[_CD4_]<dragon7.0>SmallCache>Documentation>SmallCacheDesignDecisions.tioga!1

SmallCacheDesignDecisions.tioga

Written by: Pradeep Sindhu, November 21, 1985 2:03:52 pm PST

Last Edited by:

Pradeep Sindhu, April 22, 1986 4:30:42 pm PST

DRAGON SMALL CACHE DESIGN DECISIONS

DRAGON PROJECT — FOR INTERNAL XEROX USE ONLY

Dragon Small Cache

Design Decisions

Release as [Indigo]<Dragon>SmallCache>Documentation>SmallCacheDesignDecisions.tioga, .press

Abstract: This document contains a record of design decisions for the Dragon Small Cache; where possible it also tries to provide the rationale for each decision. It is being used currently by the cache designer to preserve his sanity, but is expected to be useful in the future in writing documentation and/or papers about the Dragon memory system. Some information in here may be duplicated elsewhere (eg. in the design decisions document for the Big Cache, and in the design decisions document for the memory system).

XEROX Xerox Corporation
Palo Alto Research Center
3333 Coyote Hill Road
Palo Alto, California 94304

For Internal Xerox Use Only

Contents

Introduction

Buzzword Definition

RAM Quad Interface?

P-Bus Byte Interface

Cache Entry Size

Latches for RMatch and VMatch

Bypassing

Unresolved Issues

Introduction

This document is one in a series that attempts to record design decisions for the Dragon Memory System as they are made, and especially to outline the reasons for each decision. Given the overall complexity of the Memory System, the designers found it necessary to keep such a running record to avoid revisiting old decisions and trying to unearth the reasons for them for each time.
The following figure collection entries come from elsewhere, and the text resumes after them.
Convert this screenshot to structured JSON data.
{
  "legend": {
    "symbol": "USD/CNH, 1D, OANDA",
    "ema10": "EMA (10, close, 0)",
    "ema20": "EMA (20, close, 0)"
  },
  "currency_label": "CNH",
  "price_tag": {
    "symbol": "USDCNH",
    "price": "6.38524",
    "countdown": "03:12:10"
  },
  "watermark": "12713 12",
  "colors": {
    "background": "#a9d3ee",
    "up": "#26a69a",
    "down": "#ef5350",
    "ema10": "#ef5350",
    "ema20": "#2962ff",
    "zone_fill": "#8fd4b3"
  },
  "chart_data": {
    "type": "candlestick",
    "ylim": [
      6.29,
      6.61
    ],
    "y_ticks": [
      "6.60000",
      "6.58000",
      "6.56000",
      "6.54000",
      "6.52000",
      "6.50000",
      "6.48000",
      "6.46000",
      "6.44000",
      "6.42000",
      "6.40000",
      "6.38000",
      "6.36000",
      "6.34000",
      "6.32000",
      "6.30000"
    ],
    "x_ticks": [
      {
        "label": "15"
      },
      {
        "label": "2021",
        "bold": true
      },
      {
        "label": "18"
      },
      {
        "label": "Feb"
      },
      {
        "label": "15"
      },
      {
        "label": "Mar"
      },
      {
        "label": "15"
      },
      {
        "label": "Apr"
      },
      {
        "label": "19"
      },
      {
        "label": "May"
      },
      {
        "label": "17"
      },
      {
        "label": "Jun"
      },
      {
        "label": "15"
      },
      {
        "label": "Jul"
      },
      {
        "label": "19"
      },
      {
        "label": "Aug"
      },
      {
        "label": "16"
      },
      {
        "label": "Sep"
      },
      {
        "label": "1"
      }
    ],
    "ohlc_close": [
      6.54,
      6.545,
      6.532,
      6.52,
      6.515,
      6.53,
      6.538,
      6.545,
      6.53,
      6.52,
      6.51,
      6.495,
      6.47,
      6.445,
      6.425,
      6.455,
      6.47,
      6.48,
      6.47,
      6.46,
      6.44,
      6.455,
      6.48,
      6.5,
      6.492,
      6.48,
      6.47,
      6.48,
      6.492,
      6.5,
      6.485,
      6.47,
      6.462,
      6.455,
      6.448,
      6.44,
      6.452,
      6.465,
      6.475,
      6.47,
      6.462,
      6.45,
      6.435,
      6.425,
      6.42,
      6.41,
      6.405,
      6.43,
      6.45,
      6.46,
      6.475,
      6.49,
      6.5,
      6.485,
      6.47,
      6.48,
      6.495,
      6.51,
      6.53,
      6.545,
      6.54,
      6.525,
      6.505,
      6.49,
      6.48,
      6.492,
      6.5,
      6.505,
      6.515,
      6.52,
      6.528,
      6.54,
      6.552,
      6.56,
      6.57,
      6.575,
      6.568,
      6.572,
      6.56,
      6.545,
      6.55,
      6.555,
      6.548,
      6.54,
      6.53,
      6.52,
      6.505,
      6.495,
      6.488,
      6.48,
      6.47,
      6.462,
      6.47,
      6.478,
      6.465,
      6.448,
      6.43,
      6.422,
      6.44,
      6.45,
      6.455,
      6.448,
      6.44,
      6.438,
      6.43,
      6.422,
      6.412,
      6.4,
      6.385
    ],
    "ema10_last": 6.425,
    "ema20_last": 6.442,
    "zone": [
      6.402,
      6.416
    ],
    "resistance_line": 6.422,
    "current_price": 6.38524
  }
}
The structure of this series is as follows. The Memory System document forms the top level, confining itself to decisions that affect at least two of the components comprising the Memory System: the Small Cache, the Big Cache, the Map Cache, and Main Memory. This document confines itself to decisions that affect the Small Cache.

The section immediately below defines frequently used terms that will be used throughout this document. Each of the following sections covers one design decision.

Buzzword Definition

There will be a fair amount of shorthand in this document. This section makes an attempt to define some of the terms before they are used.

BC Big Cache
SC Small Cache
Entry smallest SC unit that can match independently
Line geometric horizontally repeating unit (may contain 1
or more entries)

P-Bus Byte Interface

The cache will provide a byte interface for the processor. For processor byte reads the interface does nothing. That is, it simply returns the whole word—its up to the processor to figure out which byte to extract. For writes, the processor asserts the appropriate one of four wires provided by the cache: Byte0, Byte1, Byte2, and Byte3. Note that the processor can, in fact, cause any subset of the four bytes in a word to get written.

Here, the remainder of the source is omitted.